Creating the Task
Introduction
Lets learn how to create a Twitter Crawler Task. This powerful tool allows you to gather Twitter data based on specific queries, populate a database, and validate the data.
Query Configuration
Basic Configuration
The query
object is your key to customizing the data you receive from Twitter. Here's a basic example:
let searchTerm = "#koii";
let query = {
limit: 100, // total number of records to return
searchTerm: searchTerm, // the keyword to look for
query: `https://twitter.com/search?q=${ searchTerm }&src=typed_query`, // the query string (including said keyword)
depth: 3, // the depth of recursive layers to follow
recursive: true, // descend recursively?
updateRound: () => {} // a function that returns the current round
round: 1 // the current round
}
Parameters Explained
limit
: Total number of records to return.searchTerm
: The keyword to look for on Twitter.query
: The complete query URL, including the search term.depth
: The depth of recursive layers to follow.recursive
: Whether to descend recursively through layers.updateRound
: A function that returns the current round.round
: The current round.
In the context of web scraping or data collection, a round
refers to one complete cycle of the task or operation that you're performing. So if you want to collect tweets every hour. Each one-hour session would be considered a round
of data collection.
Rounds
are key to managing rate limits and segmenting the data in a way that makes it easier to analyze later.
If you're looking to scrape only the most recent 50 tweets regarding a particular hashtag, you'd adjust the limit
and searchTerm
parameters accordingly.
To modify the crawler query, or change how it uses the local database, check out the twitter-task.js
.
Interacting with Task Runners
To offer your query as a task that others can run, you can configure its properties in the config-task.yaml
file.
task_id
: Leave this empty for the first deployment; it will be auto-generated.task_name
,task_description
,total_bounty_amount
, andbounty_amount_per_round
: These are the fields that will be visible to potential task runners, so make sure they are filled out accurately.
Environment Variables
The Twitter Crawler application requires you to have a Web3.Storage account and a Twitter Account. For an in-depth guide on how to create a Web3.Storage account click here.
Where to Declare
Environment variables should be declared in a .env
file located at the root of your project directory. Ensure to include:
- Twitter Username
- Twitter Password
- Web3 storage token
A Web3 Storage Token is required from the task-runner as it is used to upload data to the InterPlanetary File System protocol.

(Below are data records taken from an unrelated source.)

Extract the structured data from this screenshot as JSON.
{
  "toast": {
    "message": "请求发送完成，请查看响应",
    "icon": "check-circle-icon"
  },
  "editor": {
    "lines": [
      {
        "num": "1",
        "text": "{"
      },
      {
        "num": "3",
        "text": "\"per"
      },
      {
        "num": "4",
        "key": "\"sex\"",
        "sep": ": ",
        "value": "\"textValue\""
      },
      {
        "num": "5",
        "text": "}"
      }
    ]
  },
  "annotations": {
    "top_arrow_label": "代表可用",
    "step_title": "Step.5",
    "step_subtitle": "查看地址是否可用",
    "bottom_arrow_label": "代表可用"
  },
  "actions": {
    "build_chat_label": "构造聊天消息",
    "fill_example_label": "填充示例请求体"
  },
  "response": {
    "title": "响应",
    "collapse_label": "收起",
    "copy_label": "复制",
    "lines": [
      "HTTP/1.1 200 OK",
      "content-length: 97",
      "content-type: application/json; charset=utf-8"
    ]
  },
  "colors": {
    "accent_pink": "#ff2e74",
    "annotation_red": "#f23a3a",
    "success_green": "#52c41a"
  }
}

Creating and Deploying a Task
To ensure your Twitter Crawler task is deployment-ready, follow the steps below:
1. Preparation: Webpack Conversion
Before deployment, your application needs to be converted into webpack format. This optimizes your code and ensures compatibility. To do this:
yarn webpack
Run the above command in your terminal.
2. Deployment to IPFS
Once webpacked, you're ready for deployment. We utilize the create-task-cli
package to help with this:
npx @_koii/create-task-cli@latest
Executing the above command deploys your webpacked application to IPFS.

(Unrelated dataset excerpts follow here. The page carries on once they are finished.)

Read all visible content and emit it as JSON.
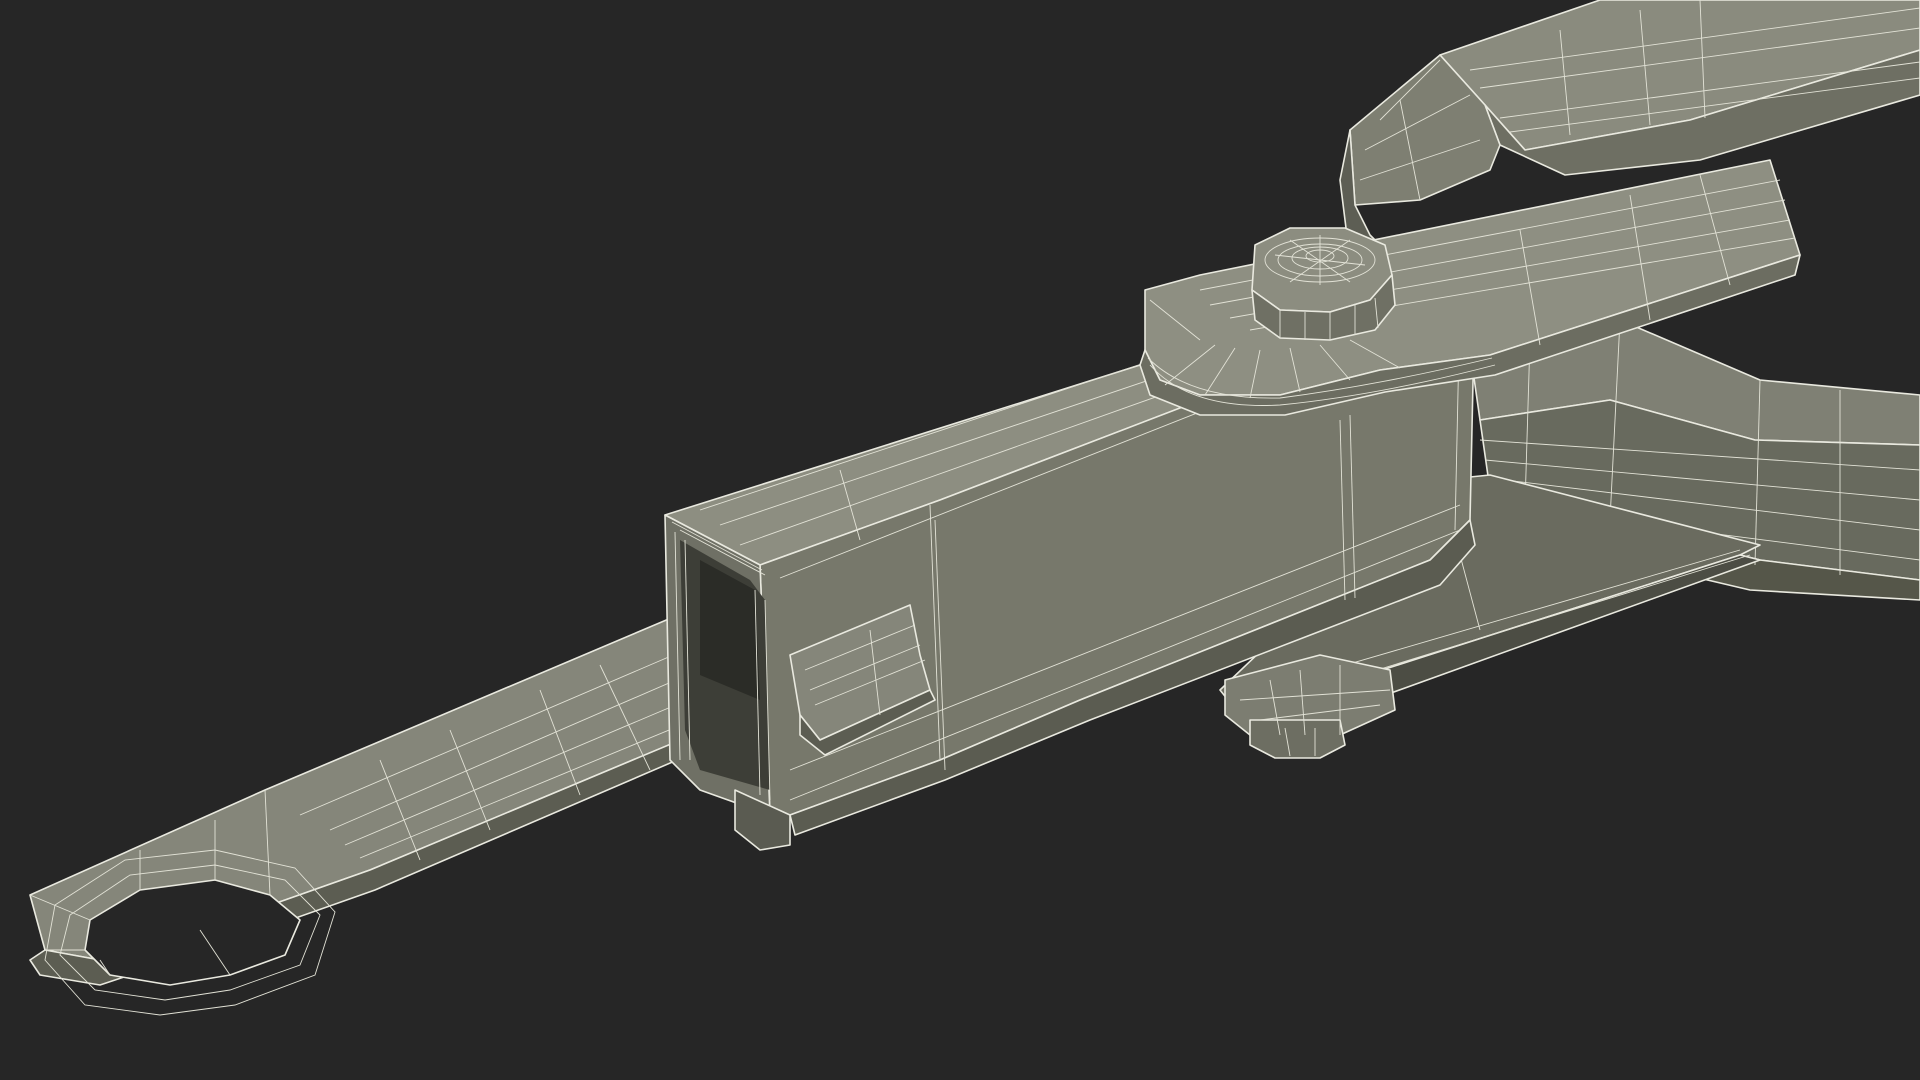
{
  "scene": {
    "subject": "towing-hitch-bar-wireframe",
    "colors": {
      "background": "#262626",
      "surface_light": "#8a8b7e",
      "surface_mid": "#76776b",
      "surface_dark": "#55564c",
      "surface_shadow": "#3e3f37",
      "wireframe": "#e6e6dc"
    }
  }
}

3. Final Steps Post-Deployment
Congratulations! Your customized Crawler Task is now deployed on Koii. A task id will be returned upon successful deployment — make sure to save it as it's essential to execute in Koii Node.
To start your task:
- Go to Koii Node and navigate to
My Node
. - Click on the
Advanced
option, located at the bottom of the interface. - Paste your saved Task Id and initiate your task.